Ten weekend w Tatrach miał dwa oblicza
Pierwszy dzień witał nas światłem – słońce złociło grzbiety Tatr, a niebo miało w sobie spokój i obietnicę przygody. Kroki prowadziły coraz wyżej, przez kolejne szczyty – Kończysty, Trzydniowiański, Starorobociański… Grań otwierała szerokie panoramy, gdzie horyzont zdawał się nie mieć końca. Siwy Zwornik, Zadni Ornak i wreszcie Ornak – każdy z nich był jak pieczęć w górskiej księdze, dowód wysiłku i nagroda za determinację. Wiatr niósł ciszę, a serca biły w rytmie szlaku.

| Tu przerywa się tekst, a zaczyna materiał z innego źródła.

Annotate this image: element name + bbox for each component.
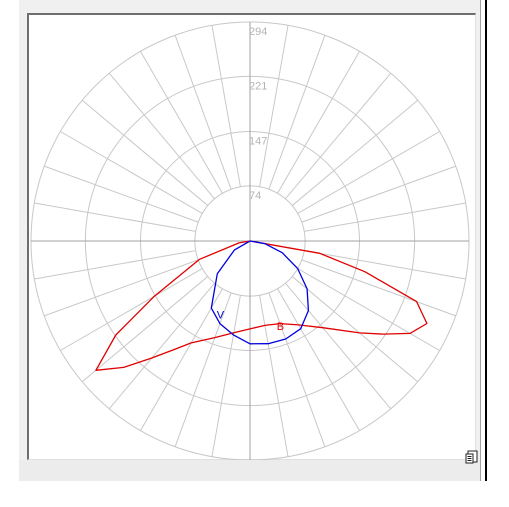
grid-spoke	[140, 51, 223, 194]
grid-spoke	[268, 292, 326, 447]
grid-spoke	[34, 202, 196, 232]
grid-spoke	[211, 25, 241, 187]
curve-V	[210, 240, 310, 345]
window-border	[485, 0, 487, 481]
series-label-V: V	[217, 310, 225, 322]
grid-spoke	[301, 259, 456, 317]
radial-tick-label: 221	[249, 80, 267, 92]
radial-tick-label: 294	[249, 26, 267, 38]
radial-tick-label: 74	[249, 190, 261, 202]
grid-spoke	[297, 268, 440, 351]
grid-spoke	[277, 51, 360, 194]
grid-spoke	[174, 35, 232, 190]
grid-spoke	[140, 288, 223, 431]
radial-tick-labels: 74 147 221 294	[249, 26, 267, 202]
grid-spoke	[301, 165, 456, 223]
grid-spoke	[44, 259, 199, 317]
grid-spoke	[259, 295, 289, 457]
grid-spoke	[277, 288, 360, 431]
status-strip	[19, 460, 480, 481]
grid-spoke	[44, 165, 199, 223]
grid-spoke	[60, 268, 203, 351]
polar-chart: 74 147 221 294 B V	[30, 21, 470, 460]
grid-spoke	[268, 35, 326, 190]
grid-spoke	[60, 131, 203, 214]
radial-tick-label: 147	[249, 136, 267, 148]
export-icon[interactable]	[465, 450, 479, 464]
grid-spoke	[34, 250, 196, 280]
grid-spoke	[304, 202, 466, 232]
grid-spoke	[259, 25, 289, 187]
polar-chart-frame: 74 147 221 294 B V	[27, 13, 476, 460]
grid-spoke	[297, 131, 440, 214]
series-label-B: B	[277, 321, 284, 333]
grid-spoke	[304, 250, 466, 280]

Drugiego dnia góry przybrały inne barwy – ciężkie chmury, wilgoć w powietrzu, chłód przypominający, że Tatry potrafią być surowe i nieprzewidywalne. Zamiast wyruszać na kolejne szczyty, część z nas wybrała spokojny spacer Drogą pod Reglami, wsłuchując się w szum lasów i potoków. Inni zanurzyli się w kojącym cieple Term Chochołowskich, pozwalając ciału odpocząć po trudach wędrówki. Jeszcze inni wybrali się na leniwe odkrywanie Zakopanego
Weekend minął jak dwa różne obrazy – jeden malowany ostrymi liniami grani i słońcem, drugi tonący w pastelach deszczu, ciszy i relaksu. Razem stworzyły pełnię – prawdziwe doświadczenie Tatr, które łączy wysiłek, odpoczynek i radość bycia razem.